O reúso dos materiais é outro processo que garante economia para diversos setores e ainda garante a preservação do meio ambiente. “Tem que mudar os paradigmas e a maneira de encarar a natureza como uma coisa simplesmente para o desfrute. O desfrute deve ser compensado e regenerado”, ressalta o presidente da Associação Gaúcha de Proteção ao Ambiente Natural (Agapan), Alfredo Gui Ferreira. Os objetos descartados aumentam a poluição dos lençóis freáticos e diminuem a qualidade de vida das pessoas e ainda freiam o progresso a longo prazo.

“A indústria de transformação aproveita incompletamente a matéria que usa. Extrai da cana, um exemplo, o poder que ela tem como açúcar, mas no passar da moenda, nem todo açúcar sai, ele poderia ser reaproveitado. Se perde muita coisa, se fosse hidrolisado ainda teria mais. Outra destinação seria o álcool”, afirma. O benefício seria a diminuição de resíduo.

Este ano, acaba o prazo de adequação à lei federal de resíduos sólidos e sete municípios ainda mantém lixões. Ipiranga do Sul, Novo Machado, Santa Margarida do Sul, São Gabriel, Tupanciretã, Uruguaiana e Viamão ainda não tem local adequado para destinar os resíduos. Ijuí, que tem uma população de 79,3 mil habitantes, já tem autorização para transbordo emergencial para encaminhar o lixo para um aterro sanitário licenciado.
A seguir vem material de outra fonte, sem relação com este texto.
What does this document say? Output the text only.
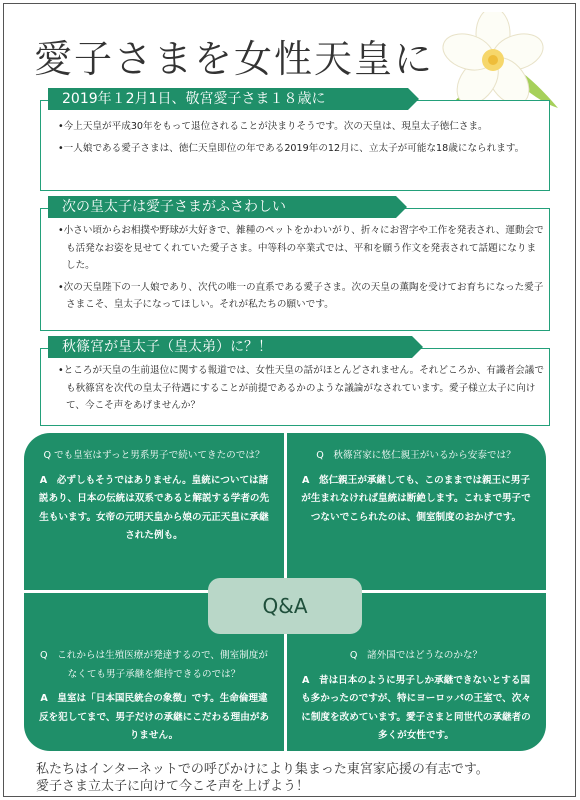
愛子さまを女性天皇に
2019年１2月1日、敬宮愛子さま１８歳に

•今上天皇が平成30年をもって退位されることが決まりそうです。次の天皇は、現皇太子徳仁さま。

•一人娘である愛子さまは、徳仁天皇即位の年である2019年の12月に、立太子が可能な18歳になられます。

次の皇太子は愛子さまがふさわしい

•小さい頃からお相撲や野球が大好きで、雑種のペットをかわいがり、折々にお習字や工作を発表され、運動会でも活発なお姿を見せてくれていた愛子さま。中等科の卒業式では、平和を願う作文を発表されて話題になりました。

•次の天皇陛下の一人娘であり、次代の唯一の直系である愛子さま。次の天皇の薫陶を受けてお育ちになった愛子さまこそ、皇太子になってほしい。それが私たちの願いです。

秋篠宮が皇太子（皇太弟）に？！

•ところが天皇の生前退位に関する報道では、女性天皇の話がほとんどされません。それどころか、有識者会議でも秋篠宮を次代の皇太子待遇にすることが前提であるかのような議論がなされています。愛子様立太子に向けて、今こそ声をあげませんか？

Q でも皇室はずっと男系男子で続いてきたのでは？

A　必ずしもそうではありません。皇統については諸説あり、日本の伝統は双系であると解説する学者の先生もいます。女帝の元明天皇から娘の元正天皇に承継された例も。

Q　秋篠宮家に悠仁親王がいるから安泰では？

A　悠仁親王が承継しても、このままでは親王に男子が生まれなければ皇統は断絶します。これまで男子でつないでこられたのは、側室制度のおかげです。

Q　これからは生殖医療が発達するので、側室制度がなくても男子承継を維持できるのでは？

A　皇室は「日本国民統合の象徴」です。生命倫理違反を犯してまで、男子だけの承継にこだわる理由がありません。

Q　諸外国ではどうなのかな？

A　昔は日本のように男子しか承継できないとする国も多かったのですが、特にヨーロッパの王室で、次々に制度を改めています。愛子さまと同世代の承継者の多くが女性です。

Q&A

私たちはインターネットでの呼びかけにより集まった東宮家応援の有志です。

愛子さま立太子に向けて今こそ声を上げよう！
Cerca de 70% do Estado têm aterros sanitários, que é a forma correta de manejo. O restante conserva os locais de depósito de lixo direto no solo ou utiliza aterros controlados, que é um meio termo entre um modelo e outro. O Plano Estadual de Resíduos Sólidos deve ser concluído até a metade deste ano e orientará a atuação das prefeituras. Em 2011, a prefeitura de Porto Alegre lançou a proposta de criação de uma Central de Tratamento de Resíduos Sólidos para dar destinação correta ao lixo e para transformá-lo em energia. Porém, a ideia ainda não avançou.

Exemplo de reaproveitamento

Uma empresa encontrou uma oportunidade de transformar o que seria descartado em renda para a comunidade onde está inserida. Na parada de manutenção de uma das plantas no polo petroquímico de Triunfo, a Braskem entregou diariamente duas cargas de resíduos para a Associação Ecológica de Recicladores da Ponte Seca (AECO).

Devido ao sucesso do projeto, a empresa resolveu dar continuidade e reunir mensalmente todos os materiais gerados pelas unidades operacionais e administrativas das plantas de Insumos Básicos (UNIB 2 RS). A média mensal de doação é de 10 toneladas, entre plásticos e papel. “Durante a parada, tivemos que dobrar nossa carga horária de trabalho para dar conta de fazer toda a triagem dos materiais. Na associação, mais trabalho significa mais renda para os recicladores”, afirma a coordenadora-geral da AECO, Elenara dos Santos.

A renda do galpão dobrou com a doação de mais de 32 toneladas de resíduos, entre plásticos (15,5 t) e papel (17,4 t). Desse total, menos de 10% foi rejeitado. Segundo Patrícia Corrêa, da área de Saúde, Segurança e Meio Ambiente da Braskem, os resultados demonstraram a qualidade do projeto-piloto. Por isso, ele foi mantido.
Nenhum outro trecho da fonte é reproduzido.